座頭たちは、以上の次第を信長公へ訴え上げた。すると信長公はこの訴えを聞き入れ、「検校共の行状の数々、曲事である」として検校を成敗しようとした。しかし検校側がさまざまに詫言をして黄金二百枚を進納したため、信長公は赦免を与えたのだった。
①検校は盲目の人がつく最高位の官職で、公認で金貸などを行っていた。
9、上下豊楽 宇治橋懸けさせらるるの事
訴訟ののち、信長公は検校が進上した黄金をもって宇治川平等院前に橋を架けることを決めた。そして築造を松井友閑・山口甚介に命じ、「後代のためである。丈夫に架橋せよ」と申し聞かせた。

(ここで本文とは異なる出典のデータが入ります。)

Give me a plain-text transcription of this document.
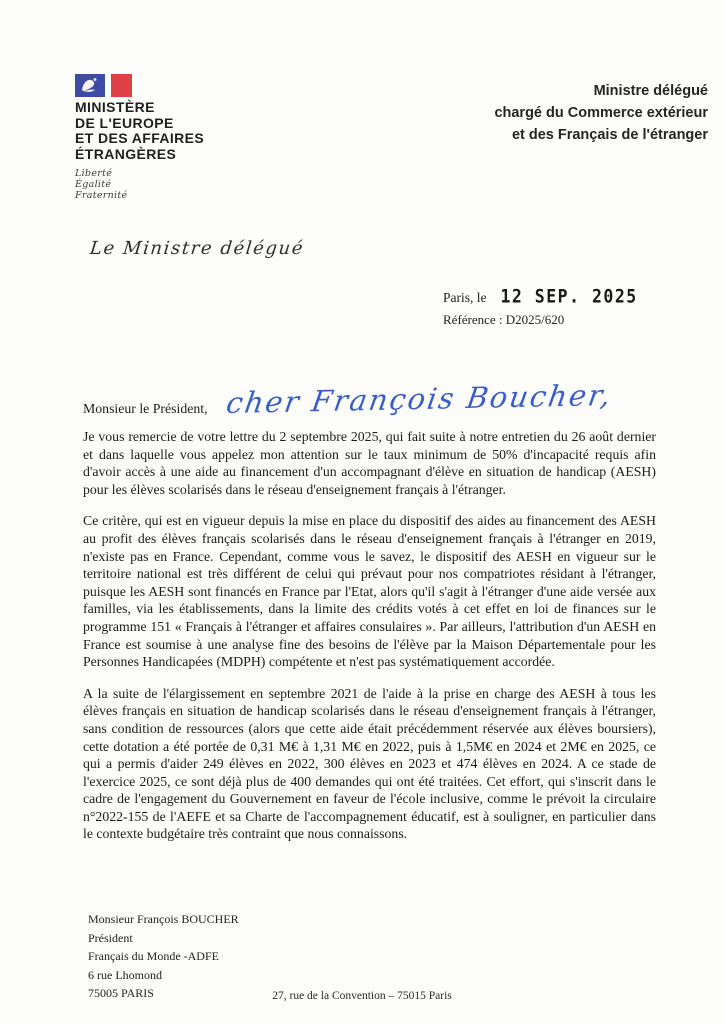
MINISTÈRE
DE L'EUROPE
ET DES AFFAIRES
ÉTRANGÈRES
Liberté
Égalité
Fraternité
Ministre délégué
chargé du Commerce extérieur
et des Français de l'étranger
Le Ministre délégué
Paris, le 12 SEP. 2025
Référence : D2025/620
Monsieur le Président, cher François Boucher,

Je vous remercie de votre lettre du 2 septembre 2025, qui fait suite à notre entretien du 26 août dernier et dans laquelle vous appelez mon attention sur le taux minimum de 50% d'incapacité requis afin d'avoir accès à une aide au financement d'un accompagnant d'élève en situation de handicap (AESH) pour les élèves scolarisés dans le réseau d'enseignement français à l'étranger.

Ce critère, qui est en vigueur depuis la mise en place du dispositif des aides au financement des AESH au profit des élèves français scolarisés dans le réseau d'enseignement français à l'étranger en 2019, n'existe pas en France. Cependant, comme vous le savez, le dispositif des AESH en vigueur sur le territoire national est très différent de celui qui prévaut pour nos compatriotes résidant à l'étranger, puisque les AESH sont financés en France par l'Etat, alors qu'il s'agit à l'étranger d'une aide versée aux familles, via les établissements, dans la limite des crédits votés à cet effet en loi de finances sur le programme 151 « Français à l'étranger et affaires consulaires ». Par ailleurs, l'attribution d'un AESH en France est soumise à une analyse fine des besoins de l'élève par la Maison Départementale pour les Personnes Handicapées (MDPH) compétente et n'est pas systématiquement accordée.

A la suite de l'élargissement en septembre 2021 de l'aide à la prise en charge des AESH à tous les élèves français en situation de handicap scolarisés dans le réseau d'enseignement français à l'étranger, sans condition de ressources (alors que cette aide était précédemment réservée aux élèves boursiers), cette dotation a été portée de 0,31 M€ à 1,31 M€ en 2022, puis à 1,5M€ en 2024 et 2M€ en 2025, ce qui a permis d'aider 249 élèves en 2022, 300 élèves en 2023 et 474 élèves en 2024. A ce stade de l'exercice 2025, ce sont déjà plus de 400 demandes qui ont été traitées. Cet effort, qui s'inscrit dans le cadre de l'engagement du Gouvernement en faveur de l'école inclusive, comme le prévoit la circulaire n°2022-155 de l'AEFE et sa Charte de l'accompagnement éducatif, est à souligner, en particulier dans le contexte budgétaire très contraint que nous connaissons.

Monsieur François BOUCHER
Président
Français du Monde -ADFE
6 rue Lhomond
75005 PARIS	27, rue de la Convention – 75015 Paris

なお以前に浄土宗と法華宗が宗論を行い、法華側が敗北とされたことにより、信長公のもとへは京の法華坊主から償金として黄金二百枚が献じられていた。信長公はこれを手元に召し置いておくのもいかがなものかと考え、伊丹表・天王寺や播州三木の付城群に在番して粉骨の働きを続ける諸将へ五枚・十枚・二十枚・三十枚と分け与えたのだった。
また9月16日には、青地与右衛門を使いとして滝川一益・丹羽長秀の両人に馬が与えられた。かたじけなき次第であった。
10、信雄殿御折檻 北畠中将殿御折檻状の事
9月17日、織田信雄殿は軍勢を率いて伊賀国へ攻め入り、かの地に成敗を加えようとした。しかし一戦に及んだところ、逆に柘植三郎左衛門を討死させる失態を犯してしまった。
その翌日の9月18日、京の二条御新造では摂家・清華家の面々と細川昭元殿が蹴鞠を行い、信長公はこれを見物していた。
そして9月21日、信長公は京を出て摂津表へ出馬し、その日は山崎に宿陣した。翌22・23日は両日にわたり雨となったためそのまま山崎に滞留することとなったが、信長公はここで信雄殿に宛て、上方へ出陣せず私戦を起こしたことを叱責する内書をしたためた。
その文言は以下のようなものであった。
このたび伊賀国境において落度を取りしこと、誠に天道もおそろしく、日月の理もくつがえす振舞いである。このような行いに走ったのは、上方へ出勢すれば国中の武士や民百姓が難儀するゆえ国内で戦をすべきとの声があるのを幸い、そのようにすれば他国の陣を免れることができると考えて同調したためか。それとも、もっとありていに言えば若気の思慮の足りなさゆえ、国侍どもの申し様を真に受けてこのような戦を起こしたのか。いずれにせよ、まったくもって無念至極の行いである。上方への出勢は第一には天下のためであり、また父への奉公にもなれば兄城介信忠を大切にすることにもなる。何よりそのほうの現在未来のためにもなる戦なのである。それを行わずして他所で戦を起こし、あまつさえ三郎左衛門を討死させしこと、言語道断の曲事というほかない。汝がそのような覚悟でいるならば、もはや親子の縁を切ることさえ考えざるを得ない。以上、使者をもって固く申し渡すものである。
九月廿二日 信長
北畠中将殿
このような御内書を下した後の9月24日、信長公は山崎から古池田に陣を移した。そして27日になって伊丹の四方に築かれた付城群を巡視してまわり、小屋野の滝川一益陣所に暫時逗留した。その後はさらに塚口の丹羽長秀陣所まで足を運び、陣所でしばし休息したのち晩になって古池田に戻ったのだった。
そして翌9月28日になり、信長公は帰洛の途についた。なお、この日信長公は初めて茨木に立ち寄った。